1-Dosyadaki yazılara, Yargıtay ilamında belirtilen ve benimsenen gerektirici sebeplere göre, davalı vekilinin HUMK"nın 440. maddesinde sayılan hallerden hiçbirisine uymayan karar düzeltme itirazlarının reddi gerekmiştir.
2-Davacı vekilinin karar düzeltme sebepleri yönünden ;
Dava, taraflar arasındaki hizmet alım sözleşmesi uyarınca, davacı hak edişlerinden yapılan kesintinin istirdadı istemine ilişkindir.
Somut olayda, dosya kapsamından, davacı tarafın hak edişinden davalı tarafça kesilen toplam 205.031,82 TL"nin taraflar arasındaki altı ayrı sözleşme uyarınca yapılan altı ayrı kesintinin toplamı olduğu, bu kesinti kalemlerinden 2010/117078 sayılı sözleşmeye ait hak ediş kesintisi olan 8.829.84 TL dışındaki diğer beş kalem kesinti miktarının ayrı ayrı yazılan 24.02.2012 tarihli yazılarla davalıya bildirilerek, yazının tebliğinden itibaren 15 gün içinde ödenmesinin talep edildiği, davalı tarafın 29.02.2012 tarihli cevabi yazıları ile ödeme yapılmayacağının bildirildiği, bu tarih itibariyle davalının temerrüde düştüğü, daha sonra davacı tarafça, hakediş kesintilerinin toplamının ödenmesi için 15.04.2013 tarihli yazı yazıldığı, ancak sulhe davet niteliğindeki bu yazının da sonuçsuz kaldığı anlaşılmıştır.
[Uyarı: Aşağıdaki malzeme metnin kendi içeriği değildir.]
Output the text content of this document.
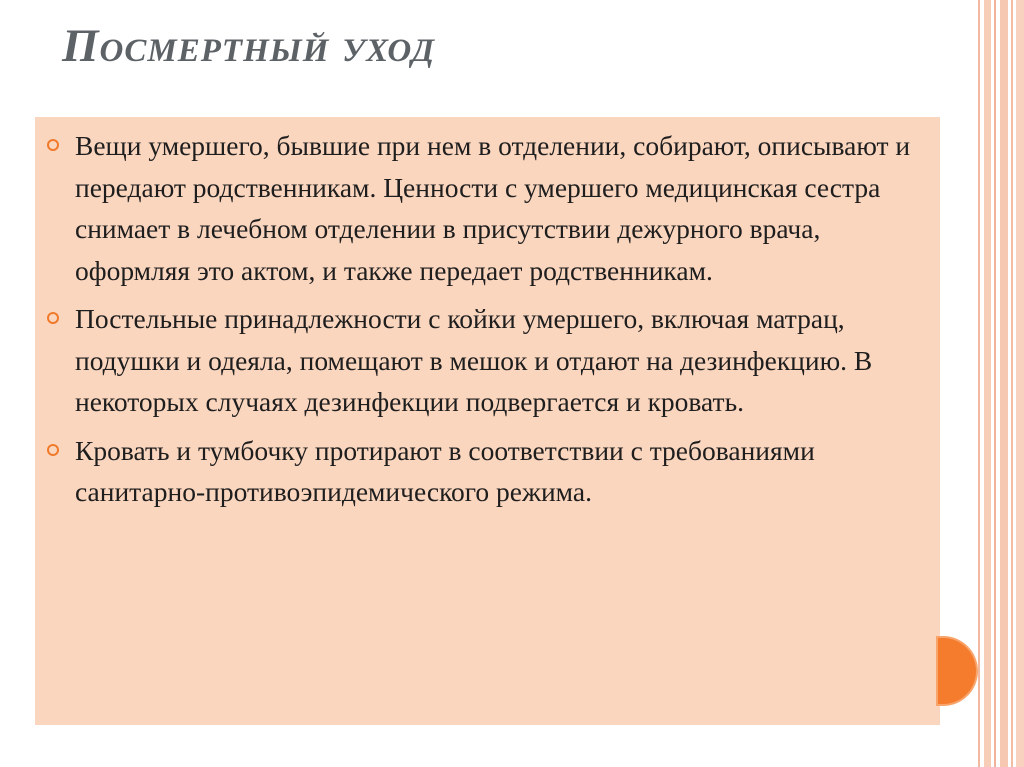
Посмертный уход
Вещи умершего, бывшие при нем в отделении, собирают, описывают и передают родственникам. Ценности с умершего медицинская сестра снимает в лечебном отделении в присутствии дежурного врача, оформляя это актом, и также передает родственникам.
Постельные принадлежности с койки умершего, включая матрац, подушки и одеяла, помещают в мешок и отдают на дезинфекцию. В некоторых случаях дезинфекции подвергается и кровать.
Кровать и тумбочку протирают в соответствии с требованиями санитарно-противоэпидемического режима.
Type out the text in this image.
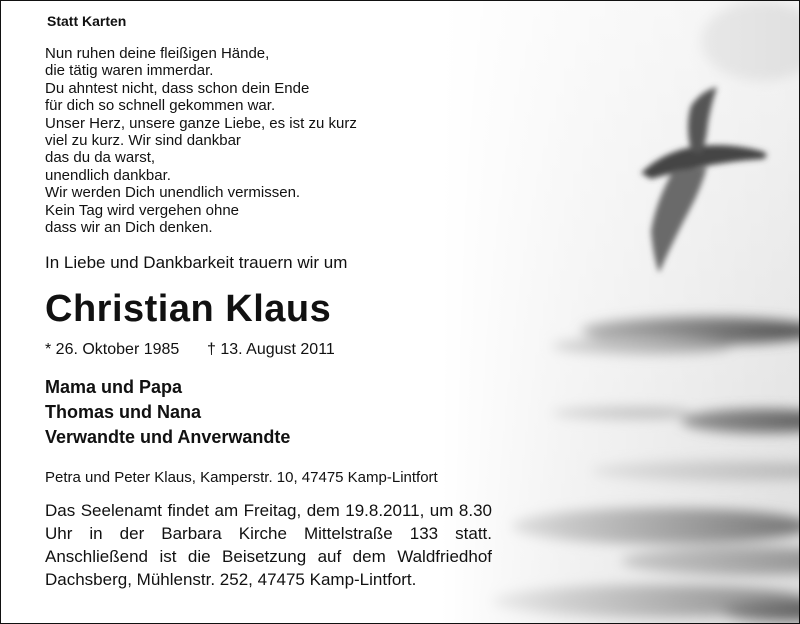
Statt Karten
Nun ruhen deine fleißigen Hände,
die tätig waren immerdar.
Du ahntest nicht, dass schon dein Ende
für dich so schnell gekommen war.
Unser Herz, unsere ganze Liebe, es ist zu kurz
viel zu kurz. Wir sind dankbar
das du da warst,
unendlich dankbar.
Wir werden Dich unendlich vermissen.
Kein Tag wird vergehen ohne
dass wir an Dich denken.
In Liebe und Dankbarkeit trauern wir um
Christian Klaus
* 26. Oktober 1985 † 13. August 2011
Mama und Papa
Thomas und Nana
Verwandte und Anverwandte
Petra und Peter Klaus, Kamperstr. 10, 47475 Kamp-Lintfort
Das Seelenamt findet am Freitag, dem 19.8.2011, um 8.30 Uhr in der Barbara Kirche Mittelstraße 133 statt. Anschließend ist die Beisetzung auf dem Waldfriedhof Dachsberg, Mühlenstr. 252, 47475 Kamp-Lintfort.
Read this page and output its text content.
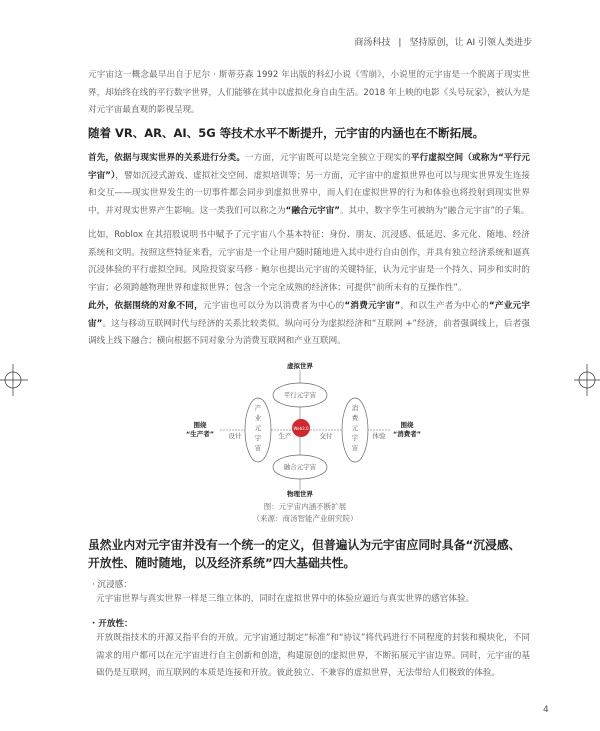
商汤科技 | 坚持原创，让 AI 引领人类进步
元宇宙这一概念最早出自于尼尔 · 斯蒂芬森 1992 年出版的科幻小说《雪崩》，小说里的元宇宙是一个脱离于现实世界，却始终在线的平行数字世界，人们能够在其中以虚拟化身自由生活。2018 年上映的电影《头号玩家》，被认为是对元宇宙最直观的影视呈现。
随着 VR、AR、AI、5G 等技术水平不断提升，元宇宙的内涵也在不断拓展。
首先，依据与现实世界的关系进行分类。一方面，元宇宙既可以是完全独立于现实的平行虚拟空间（或称为“平行元宇宙”），譬如沉浸式游戏、虚拟社交空间、虚拟培训等；另一方面，元宇宙中的虚拟世界也可以与现实世界发生连接和交互——现实世界发生的一切事件都会同步到虚拟世界中，而人们在虚拟世界的行为和体验也将投射到现实世界中，并对现实世界产生影响。这一类我们可以称之为“融合元宇宙”。其中，数字孪生可被纳为“融合元宇宙”的子集。
比如，Roblox 在其招股说明书中赋予了元宇宙八个基本特征：身份、朋友、沉浸感、低延迟、多元化、随地、经济系统和文明。按照这些特征来看，元宇宙是一个让用户随时随地进入其中进行自由创作，并具有独立经济系统和逼真沉浸体验的平行虚拟空间。风险投资家马修 · 鲍尔也提出元宇宙的关键特征，认为元宇宙是一个持久、同步和实时的宇宙；必须跨越物理世界和虚拟世界；包含一个完全成熟的经济体；可提供“前所未有的互操作性”。
此外，依据围绕的对象不同，元宇宙也可以分为以消费者为中心的“消费元宇宙”，和以生产者为中心的“产业元宇宙”。这与移动互联网时代与经济的关系比较类似。纵向可分为虚拟经济和“互联网 +”经济，前者强调线上，后者强调线上线下融合；横向根据不同对象分为消费互联网和产业互联网。
Web3.0
虚拟世界
物理世界
平行元宇宙
融合元宇宙
产
业
元
宇
宙
消
费
元
宇
宙
围绕
“生产者”
围绕
“消费者”
设计	生产	交付	体验
图：元宇宙内涵不断扩展
（来源：商汤智能产业研究院）
虽然业内对元宇宙并没有一个统一的定义，但普遍认为元宇宙应同时具备“沉浸感、开放性、随时随地，以及经济系统”四大基础共性。
· 沉浸感：
元宇宙世界与真实世界一样是三维立体的，同时在虚拟世界中的体验应逼近与真实世界的感官体验。
· 开放性：
开放既指技术的开源又指平台的开放。元宇宙通过制定“标准”和“协议”将代码进行不同程度的封装和模块化，不同需求的用户都可以在元宇宙进行自主创新和创造，构建原创的虚拟世界，不断拓展元宇宙边界。同时，元宇宙的基础仍是互联网，而互联网的本质是连接和开放。彼此独立、不兼容的虚拟世界，无法带给人们极致的体验。
4
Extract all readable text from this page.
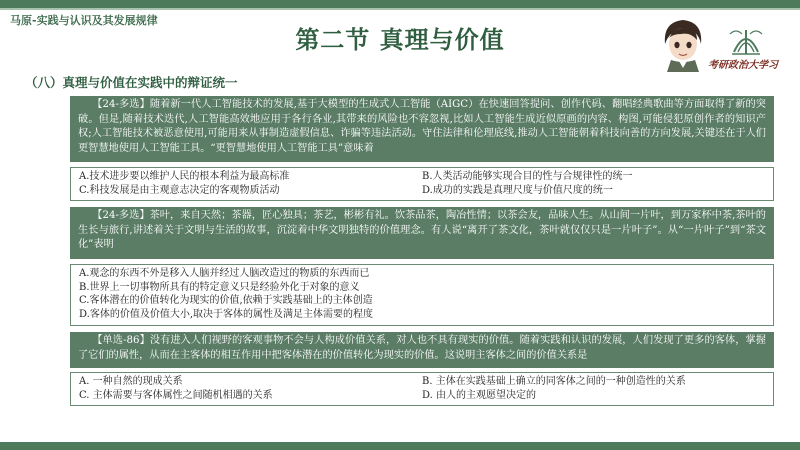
马原-实践与认识及其发展规律
第二节 真理与价值
考研政治大学习
（八）真理与价值在实践中的辩证统一
【24-多选】随着新一代人工智能技术的发展,基于大模型的生成式人工智能（AIGC）在快速回答提问、创作代码、翻唱经典歌曲等方面取得了新的突破。但是,随着技术迭代,人工智能高效地应用于各行各业,其带来的风险也不容忽视,比如人工智能生成近似原画的内容、构图,可能侵犯原创作者的知识产权;人工智能技术被恶意使用,可能用来从事制造虚假信息、诈骗等违法活动。守住法律和伦理底线,推动人工智能朝着科技向善的方向发展,关键还在于人们更智慧地使用人工智能工具。“更智慧地使用人工智能工具”意味着
A.技术进步要以维护人民的根本利益为最高标准	B.人类活动能够实现合目的性与合规律性的统一
C.科技发展是由主观意志决定的客观物质活动	D.成功的实践是真理尺度与价值尺度的统一
【24-多选】茶叶，来自天然；茶器，匠心独具；茶艺，彬彬有礼。饮茶品茶，陶冶性情；以茶会友，品味人生。从山间一片叶，到万家杯中茶,茶叶的生长与旅行,讲述着关于文明与生活的故事，沉淀着中华文明独特的价值理念。有人说“离开了茶文化，茶叶就仅仅只是一片叶子”。从“一片叶子”到“茶文化”表明
A.观念的东西不外是移入人脑并经过人脑改造过的物质的东西而已
B.世界上一切事物所具有的特定意义只是经验外化于对象的意义
C.客体潜在的价值转化为现实的价值,依赖于实践基础上的主体创造
D.客体的价值及价值大小,取决于客体的属性及满足主体需要的程度
【单选-86】没有进入人们视野的客观事物不会与人构成价值关系，对人也不具有现实的价值。随着实践和认识的发展，人们发现了更多的客体，掌握了它们的属性，从而在主客体的相互作用中把客体潜在的价值转化为现实的价值。这说明主客体之间的价值关系是
A. 一种自然的现成关系	B. 主体在实践基础上确立的同客体之间的一种创造性的关系
C. 主体需要与客体属性之间随机相遇的关系	D. 由人的主观愿望决定的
Bu durumda mahkemece, 8.829,84 TL dışındaki beş kalem hak ediş kesinti miktarına 29.02.2012 tarihinden, 8.829,84 TL"lik kesinti miktarına ise dava tarihinden işleyecek faiziyle tahsiline hükmedilmesi gerekirken, tüm miktara dava tarihinden faiz işletilmesi doğru olmamış ve bozmayı gerektirmiş olup hükmün, Dairemizce bu sebeple bozulması gerekirken, yazılı gerekçeyle bozulduğu anlaşıldığından, davalı vekilinin karar düzeltme isteminin kabulü ile Dairemizin 03.12.2015 tarih ve 2015/1627 E., 7878 K. sayılı ilamındaki bu gerekçenin kaldırılarak, hükmün yukarıda belirtilen gerekçeyle bozulmasına karar verilmesi gerekmiştir.
SONUÇ: Yukarıda, (1) numaralı bentte açıklanan nedenlerle, davalı vekilinin karar düzeltme isteminin reddine, (2) numaralı bentte açıklanan sebeplerle, davacı vekilinin karar düzeltme isteminin KABULÜ ile Dairemizin 03.12.2015 tarih ve2015/1627 E., 7878 K. sayılı bozma kararı kaldırılarak, yerel mahkeme kararının değişik gerekçeyle BOZULMASINA, 14,00 TL harç ve takdiren 315,00 TL para cezasının karar düzeltme isteyen davalıdan alınarak Hazine"ye gelir kaydedilmesine, temyiz ve tashihi karar peşin harçlarının davacı Ulusoy Özel Güvenlik Hizmetleri Ltd. Şti."ne geri verilmesine, 12.02.2018 tarihinde oybirliğiyle karar verildi.